To supplement this work, we asked Dr Julian Allwood (Cambridge University) to provide a short independent expert review at the draft report stage. Dr Allwood has substantial experience in options for industrial decarbonisation, in particular in the iron and steel sector, which is one of the most highly emitting industrial sectors out to 2030. His letter is attached, alongside a further AEA response.
Dr Allwood makes the point that while the technologies and approaches explored in AEA`s project are important to decarbonisation, further decarbonisation could be achieved through material efficiency – using less materials to achieve the same level of utility.We agree that material efficiency could play an important role in industry decarbonisation in future. However, the immediate context of our work was to feed into consideration of the Committee’s advice on the fourth carbon budget (2023 to 2027), required by end-December 2010. Estimation of potential from material efficiency improvement is at preliminary stage. We will come back to this in further work.

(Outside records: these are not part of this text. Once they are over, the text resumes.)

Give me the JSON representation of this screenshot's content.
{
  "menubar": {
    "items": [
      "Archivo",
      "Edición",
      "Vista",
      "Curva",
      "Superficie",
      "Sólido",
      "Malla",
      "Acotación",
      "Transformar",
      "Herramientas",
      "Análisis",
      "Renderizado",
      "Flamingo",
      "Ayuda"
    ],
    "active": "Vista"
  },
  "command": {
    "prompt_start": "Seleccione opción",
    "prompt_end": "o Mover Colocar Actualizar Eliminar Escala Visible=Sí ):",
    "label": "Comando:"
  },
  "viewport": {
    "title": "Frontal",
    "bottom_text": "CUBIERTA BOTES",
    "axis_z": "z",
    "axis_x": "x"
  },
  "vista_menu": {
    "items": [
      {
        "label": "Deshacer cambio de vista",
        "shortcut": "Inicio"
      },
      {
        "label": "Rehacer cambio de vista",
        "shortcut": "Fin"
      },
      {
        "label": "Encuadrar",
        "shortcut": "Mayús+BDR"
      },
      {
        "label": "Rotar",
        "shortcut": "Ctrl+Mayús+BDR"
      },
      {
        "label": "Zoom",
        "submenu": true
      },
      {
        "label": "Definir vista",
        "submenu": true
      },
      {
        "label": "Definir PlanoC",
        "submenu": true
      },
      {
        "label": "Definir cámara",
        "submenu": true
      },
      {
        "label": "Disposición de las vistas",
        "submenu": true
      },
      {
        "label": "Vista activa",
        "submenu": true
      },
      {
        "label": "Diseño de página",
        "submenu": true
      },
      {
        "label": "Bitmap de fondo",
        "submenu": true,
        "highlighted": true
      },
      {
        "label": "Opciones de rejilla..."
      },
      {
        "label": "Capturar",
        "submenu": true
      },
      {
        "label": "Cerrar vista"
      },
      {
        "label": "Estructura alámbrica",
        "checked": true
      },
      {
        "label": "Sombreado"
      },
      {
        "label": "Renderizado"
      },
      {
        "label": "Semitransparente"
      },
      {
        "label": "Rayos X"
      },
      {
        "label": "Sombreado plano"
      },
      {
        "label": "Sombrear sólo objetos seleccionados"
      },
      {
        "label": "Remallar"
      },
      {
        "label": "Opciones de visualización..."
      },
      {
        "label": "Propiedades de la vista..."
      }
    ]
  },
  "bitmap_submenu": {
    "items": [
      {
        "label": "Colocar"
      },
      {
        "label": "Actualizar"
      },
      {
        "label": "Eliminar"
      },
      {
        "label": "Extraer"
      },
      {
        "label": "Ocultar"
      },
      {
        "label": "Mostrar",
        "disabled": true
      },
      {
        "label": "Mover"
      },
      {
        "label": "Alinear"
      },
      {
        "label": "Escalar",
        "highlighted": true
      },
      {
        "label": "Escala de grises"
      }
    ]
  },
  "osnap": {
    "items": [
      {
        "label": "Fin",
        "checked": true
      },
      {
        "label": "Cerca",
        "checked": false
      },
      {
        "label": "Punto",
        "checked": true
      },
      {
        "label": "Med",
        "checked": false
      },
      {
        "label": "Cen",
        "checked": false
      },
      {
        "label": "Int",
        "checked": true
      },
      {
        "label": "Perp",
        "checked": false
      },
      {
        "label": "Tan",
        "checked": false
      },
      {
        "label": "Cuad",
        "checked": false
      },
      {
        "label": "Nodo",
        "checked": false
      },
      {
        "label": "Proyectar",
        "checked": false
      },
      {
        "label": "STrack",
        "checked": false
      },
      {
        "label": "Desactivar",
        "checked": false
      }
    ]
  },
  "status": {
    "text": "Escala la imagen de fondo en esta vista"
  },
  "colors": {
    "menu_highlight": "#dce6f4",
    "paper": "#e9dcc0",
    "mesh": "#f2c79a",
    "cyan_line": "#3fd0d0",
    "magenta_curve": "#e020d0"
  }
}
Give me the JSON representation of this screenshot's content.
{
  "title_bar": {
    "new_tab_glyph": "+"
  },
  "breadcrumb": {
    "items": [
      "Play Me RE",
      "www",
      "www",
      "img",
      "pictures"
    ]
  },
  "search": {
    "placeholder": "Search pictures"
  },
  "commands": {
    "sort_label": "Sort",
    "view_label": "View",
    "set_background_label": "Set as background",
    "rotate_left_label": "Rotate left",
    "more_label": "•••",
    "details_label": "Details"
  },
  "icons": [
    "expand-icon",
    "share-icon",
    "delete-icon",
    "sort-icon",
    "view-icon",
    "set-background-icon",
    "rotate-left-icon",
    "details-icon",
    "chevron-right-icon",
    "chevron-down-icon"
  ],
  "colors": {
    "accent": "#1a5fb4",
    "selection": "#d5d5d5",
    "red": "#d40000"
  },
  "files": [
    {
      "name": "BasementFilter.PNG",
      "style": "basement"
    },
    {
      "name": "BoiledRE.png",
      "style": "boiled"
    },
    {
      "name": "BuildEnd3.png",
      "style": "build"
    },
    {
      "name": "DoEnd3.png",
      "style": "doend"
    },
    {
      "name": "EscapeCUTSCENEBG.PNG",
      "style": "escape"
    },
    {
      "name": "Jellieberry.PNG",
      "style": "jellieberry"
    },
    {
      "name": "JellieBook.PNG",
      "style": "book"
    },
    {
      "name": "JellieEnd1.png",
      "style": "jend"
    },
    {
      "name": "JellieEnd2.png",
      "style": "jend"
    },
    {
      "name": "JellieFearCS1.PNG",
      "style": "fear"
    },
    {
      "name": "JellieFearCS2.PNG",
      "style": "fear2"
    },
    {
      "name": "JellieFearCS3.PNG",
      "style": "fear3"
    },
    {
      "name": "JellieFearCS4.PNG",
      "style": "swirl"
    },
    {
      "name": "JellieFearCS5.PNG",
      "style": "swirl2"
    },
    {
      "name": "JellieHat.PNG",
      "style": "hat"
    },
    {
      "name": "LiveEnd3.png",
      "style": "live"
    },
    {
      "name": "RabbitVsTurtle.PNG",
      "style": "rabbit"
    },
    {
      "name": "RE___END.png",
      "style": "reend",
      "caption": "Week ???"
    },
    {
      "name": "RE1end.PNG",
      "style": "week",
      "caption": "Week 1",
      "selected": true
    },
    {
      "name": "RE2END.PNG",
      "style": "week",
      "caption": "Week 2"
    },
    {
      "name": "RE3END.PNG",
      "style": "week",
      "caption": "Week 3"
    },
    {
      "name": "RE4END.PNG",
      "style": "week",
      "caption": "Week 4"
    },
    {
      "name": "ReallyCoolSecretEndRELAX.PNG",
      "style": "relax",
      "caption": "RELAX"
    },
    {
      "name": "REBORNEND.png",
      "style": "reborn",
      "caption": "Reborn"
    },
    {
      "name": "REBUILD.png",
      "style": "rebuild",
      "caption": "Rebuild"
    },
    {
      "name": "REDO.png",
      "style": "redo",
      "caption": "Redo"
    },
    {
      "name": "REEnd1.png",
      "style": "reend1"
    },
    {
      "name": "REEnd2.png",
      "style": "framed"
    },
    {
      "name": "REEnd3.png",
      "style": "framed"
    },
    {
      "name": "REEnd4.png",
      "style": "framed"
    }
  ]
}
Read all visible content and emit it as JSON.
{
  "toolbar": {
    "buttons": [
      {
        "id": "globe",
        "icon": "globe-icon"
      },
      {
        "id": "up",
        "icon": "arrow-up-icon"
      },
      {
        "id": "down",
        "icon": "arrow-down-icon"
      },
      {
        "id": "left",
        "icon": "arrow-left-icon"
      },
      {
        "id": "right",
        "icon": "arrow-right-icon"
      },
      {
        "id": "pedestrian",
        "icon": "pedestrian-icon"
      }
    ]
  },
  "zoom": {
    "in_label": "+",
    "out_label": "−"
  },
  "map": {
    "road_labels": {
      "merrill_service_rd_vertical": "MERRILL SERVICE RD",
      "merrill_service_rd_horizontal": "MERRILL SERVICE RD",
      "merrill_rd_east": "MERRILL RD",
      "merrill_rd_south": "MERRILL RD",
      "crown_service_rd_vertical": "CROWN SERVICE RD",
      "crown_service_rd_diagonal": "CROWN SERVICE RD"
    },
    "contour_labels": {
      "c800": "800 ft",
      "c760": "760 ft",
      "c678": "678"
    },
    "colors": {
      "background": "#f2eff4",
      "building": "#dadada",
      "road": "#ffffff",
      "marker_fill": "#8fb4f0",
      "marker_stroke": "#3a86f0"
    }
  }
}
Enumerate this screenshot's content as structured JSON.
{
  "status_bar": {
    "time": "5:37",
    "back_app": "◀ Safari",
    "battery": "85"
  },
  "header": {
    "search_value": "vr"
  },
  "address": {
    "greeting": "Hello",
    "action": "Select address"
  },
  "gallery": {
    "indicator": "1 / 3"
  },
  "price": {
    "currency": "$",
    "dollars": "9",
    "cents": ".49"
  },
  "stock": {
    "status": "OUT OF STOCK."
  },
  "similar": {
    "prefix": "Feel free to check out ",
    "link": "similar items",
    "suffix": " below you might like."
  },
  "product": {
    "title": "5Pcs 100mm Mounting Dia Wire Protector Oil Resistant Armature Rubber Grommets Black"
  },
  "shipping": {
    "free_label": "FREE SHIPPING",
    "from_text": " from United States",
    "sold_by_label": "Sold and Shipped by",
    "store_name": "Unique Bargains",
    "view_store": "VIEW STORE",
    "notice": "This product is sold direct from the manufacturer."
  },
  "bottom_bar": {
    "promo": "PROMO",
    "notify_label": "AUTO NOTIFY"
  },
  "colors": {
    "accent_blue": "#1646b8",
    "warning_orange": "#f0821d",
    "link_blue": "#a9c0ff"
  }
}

Dr Allwood underscores the substantial uncertainty surrounding analysis of emissions abatement in the industrial sector. We agree with this. It has been important to recognize this uncertainty in providing fourth budget advice. We have also attempted to illustrate uncertainty quantitatively through sensitivities on costs and scenarios on levels of abatement.
The implication of materials efficiency is that it is likely that our industrial abatement scenarios could understate potential to 2030. The degree of further abatement from this source will be an area of further work for the Committee.